On average, APIs had longer hospital stays for ischemic stroke and ICH, had higher total hospital charges, and were more likely to be discharged to another facility rather than home. These findings were not explained by differences in stroke subtypes. One possible explanation of these findings is that APIs are hospitalized with more severe strokes, as has been suggested by one prior study showing higher case fatality rates for APIs with ICH [12]. However, we found no significant difference in all-cause in-hospital mortality between API and non-Hispanic white after adjusting for important potential confounders. Whether cultural differences in preferences for end-of-life care could mask an impact of greater stroke severity on case fatality cannot be answered in our study.
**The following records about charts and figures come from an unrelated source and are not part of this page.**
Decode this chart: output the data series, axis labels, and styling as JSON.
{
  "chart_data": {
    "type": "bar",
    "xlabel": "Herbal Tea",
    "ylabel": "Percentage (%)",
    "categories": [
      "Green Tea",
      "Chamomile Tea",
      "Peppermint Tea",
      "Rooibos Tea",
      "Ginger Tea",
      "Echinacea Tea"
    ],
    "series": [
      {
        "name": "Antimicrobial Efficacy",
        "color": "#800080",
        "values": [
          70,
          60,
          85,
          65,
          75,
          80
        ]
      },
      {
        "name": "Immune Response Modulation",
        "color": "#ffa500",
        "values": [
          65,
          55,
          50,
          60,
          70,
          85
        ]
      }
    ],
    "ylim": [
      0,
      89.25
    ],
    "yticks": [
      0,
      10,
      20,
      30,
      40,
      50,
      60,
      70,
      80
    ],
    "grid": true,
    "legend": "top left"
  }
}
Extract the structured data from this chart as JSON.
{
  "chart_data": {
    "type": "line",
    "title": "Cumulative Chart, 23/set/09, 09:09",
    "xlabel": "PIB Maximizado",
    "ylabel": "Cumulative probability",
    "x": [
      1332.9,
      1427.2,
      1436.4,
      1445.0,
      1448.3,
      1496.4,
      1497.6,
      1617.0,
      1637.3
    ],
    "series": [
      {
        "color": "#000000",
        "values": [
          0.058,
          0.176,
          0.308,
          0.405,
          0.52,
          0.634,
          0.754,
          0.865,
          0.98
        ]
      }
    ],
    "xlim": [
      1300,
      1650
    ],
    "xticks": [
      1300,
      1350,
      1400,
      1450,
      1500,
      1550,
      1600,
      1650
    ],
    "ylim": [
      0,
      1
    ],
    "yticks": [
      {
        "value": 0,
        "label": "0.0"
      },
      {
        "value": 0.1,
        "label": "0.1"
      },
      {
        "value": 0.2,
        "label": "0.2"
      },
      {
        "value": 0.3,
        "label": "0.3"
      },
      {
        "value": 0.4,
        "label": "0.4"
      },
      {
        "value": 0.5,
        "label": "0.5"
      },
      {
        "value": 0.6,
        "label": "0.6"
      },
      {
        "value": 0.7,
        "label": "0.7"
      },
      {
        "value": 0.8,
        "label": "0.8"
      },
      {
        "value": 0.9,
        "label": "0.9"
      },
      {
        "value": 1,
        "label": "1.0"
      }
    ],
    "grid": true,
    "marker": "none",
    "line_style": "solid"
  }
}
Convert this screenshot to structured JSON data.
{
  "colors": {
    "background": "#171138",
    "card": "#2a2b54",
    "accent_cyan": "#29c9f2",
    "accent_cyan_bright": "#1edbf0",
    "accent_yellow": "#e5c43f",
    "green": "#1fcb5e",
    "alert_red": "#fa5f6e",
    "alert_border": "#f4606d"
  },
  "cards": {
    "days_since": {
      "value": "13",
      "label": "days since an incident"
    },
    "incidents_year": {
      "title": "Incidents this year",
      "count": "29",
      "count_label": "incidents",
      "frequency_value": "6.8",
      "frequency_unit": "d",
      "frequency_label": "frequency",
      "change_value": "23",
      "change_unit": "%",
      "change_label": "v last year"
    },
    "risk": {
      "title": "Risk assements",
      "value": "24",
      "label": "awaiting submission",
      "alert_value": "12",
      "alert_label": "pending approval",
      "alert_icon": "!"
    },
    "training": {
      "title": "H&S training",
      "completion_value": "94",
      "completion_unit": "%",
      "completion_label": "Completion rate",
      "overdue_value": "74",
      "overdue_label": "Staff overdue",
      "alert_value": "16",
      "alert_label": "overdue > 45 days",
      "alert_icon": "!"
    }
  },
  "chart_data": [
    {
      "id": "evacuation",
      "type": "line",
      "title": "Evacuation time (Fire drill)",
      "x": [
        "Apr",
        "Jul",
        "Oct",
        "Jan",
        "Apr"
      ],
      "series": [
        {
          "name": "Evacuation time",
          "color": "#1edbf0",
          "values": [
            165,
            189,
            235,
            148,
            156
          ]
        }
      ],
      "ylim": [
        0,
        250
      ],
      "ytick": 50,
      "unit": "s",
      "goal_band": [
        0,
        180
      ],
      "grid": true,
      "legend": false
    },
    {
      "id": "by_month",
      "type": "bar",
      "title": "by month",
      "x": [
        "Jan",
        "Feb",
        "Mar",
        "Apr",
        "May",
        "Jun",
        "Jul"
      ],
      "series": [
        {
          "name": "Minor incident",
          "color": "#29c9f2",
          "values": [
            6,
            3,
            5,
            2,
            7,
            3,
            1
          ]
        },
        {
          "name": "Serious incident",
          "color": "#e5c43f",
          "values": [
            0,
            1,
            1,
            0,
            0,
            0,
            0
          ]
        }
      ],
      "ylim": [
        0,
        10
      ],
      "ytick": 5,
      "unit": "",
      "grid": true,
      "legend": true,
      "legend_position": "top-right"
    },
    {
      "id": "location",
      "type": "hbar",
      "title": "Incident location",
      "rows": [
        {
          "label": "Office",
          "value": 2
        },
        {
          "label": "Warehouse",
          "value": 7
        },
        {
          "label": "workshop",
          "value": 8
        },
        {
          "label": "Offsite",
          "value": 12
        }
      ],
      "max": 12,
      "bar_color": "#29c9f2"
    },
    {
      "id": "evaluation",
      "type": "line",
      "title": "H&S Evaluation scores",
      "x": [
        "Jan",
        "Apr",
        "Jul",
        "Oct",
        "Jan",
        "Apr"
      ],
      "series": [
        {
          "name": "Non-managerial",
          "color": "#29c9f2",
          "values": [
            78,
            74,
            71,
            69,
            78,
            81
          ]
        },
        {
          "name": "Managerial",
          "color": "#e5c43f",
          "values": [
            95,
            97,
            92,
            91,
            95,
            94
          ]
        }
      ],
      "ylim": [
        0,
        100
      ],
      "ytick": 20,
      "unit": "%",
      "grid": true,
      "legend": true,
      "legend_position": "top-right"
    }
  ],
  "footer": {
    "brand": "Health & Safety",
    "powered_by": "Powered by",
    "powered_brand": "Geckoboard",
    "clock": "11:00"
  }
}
There are several limitations to our study. We only included in our analyses patients who were hospitalized for stroke. Thus, non-hospitalized strokes, which account for approximately 10% of all strokes in the US [34], were not included. Furthermore, incidence-rate calculations were based on all stroke hospitalizations including recurrent cases. The accuracy of our incidence estimates depends on the accuracy of ICD-9 coding in the database. Although we used only ICD-9 codes that were previously identified as more accurate in order to enhance the precision of our estimates, reliability of coding is still imperfect [2123]. In addition, by using only ICD-9 codes in the primary position, we recognize that we increase specificity but decrease the sensitivity of case ascertainment [35]. Another limitation is the lack of reliable coding for comorbidities. Consequently, we were unable to fully adjust for severity of disease or to evaluate risk factors. We also did not have data on do-not-resuscitate status of the patients, which could influence the in-hospital mortality rate. Furthermore, API was not broken down into distinct ethnic subgroups in the database. This is a problem encountered by all similar studies. Despite the limitations, the study reveals several important and interesting findings that deserve further exploration.

Conclusion

In summary, analyses from a large nationwide database revealed that APIs appear to have a higher risk than non-Hispanic whites for ICH and SAH. However, differences between APIs and whites vary dramatically between regions, with the highest rates among APIs in the West. Which sub-populations of APIs are at greater risk, and the factors that predict this elevated risk remain to be determined. APIs come from nearly 50 distinct countries and ethnic groups, each with its own set of cultures and traditions, and potentially very different genetic and/or environmental risk factors for stroke. Our findings suggest the need for further studies to examine the differences in stroke incidence and risk factors among the subpopulations of APIs. Furthermore, understanding of the racial-ethnic differences in stroke should lead to the development of more efficient and effective stroke prevention strategies.